1. As a general rule, and especially on bends and brows of hills with reduced visibility, vehicles will drive, on all the routes subject of the Law on traffic, movement of motor vehicles and road safety, on the right and as close as possible to the edge of the road, maintaining sufficient lateral separation to traverse safely.
“Left lane syndrome”; the lanes located on the left are for overtaking, so once this manoeuvre is carried out and it is not intended to continue overtaking vehicles, you must rejoin the lane further to the right.
There are vehicles that, when driving through a two-lane roundabout, usually go over the line separating both lanes whilst the law makes it clear that you have to drive as close as possible to the right to avoid possible contact between vehicles.
Another common mistake on three-lane roads is to stay in the middle lane when not wanting to overtake, in which case one should use the far right lane.
Remember that the fact that the road has hardly any traffic does not give you the right to drive in the left or central lane; as a general rule, you should always keep to the right.

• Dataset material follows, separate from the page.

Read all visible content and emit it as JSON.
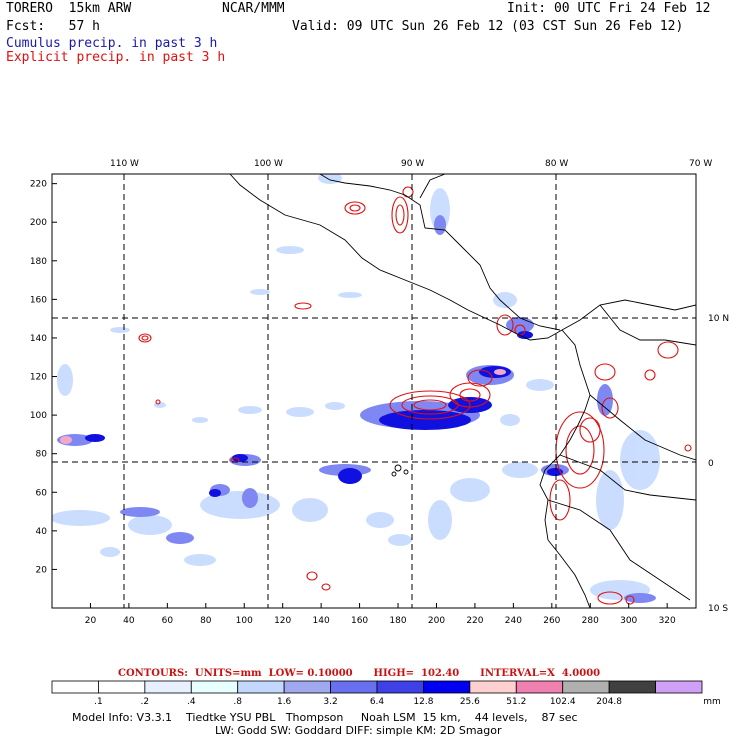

Even when there are no specific road signs that designate them, on brows of hills and bends with reduced visibility, every driver, except in the cases of overtaking provided in Article 88, must leave completely free the half of the road relating to those that drive in the opposite direction.
2. Instances of driving on the left, in the opposite direction to that stipulated, in a two-way road, will be considered as very serious infractions.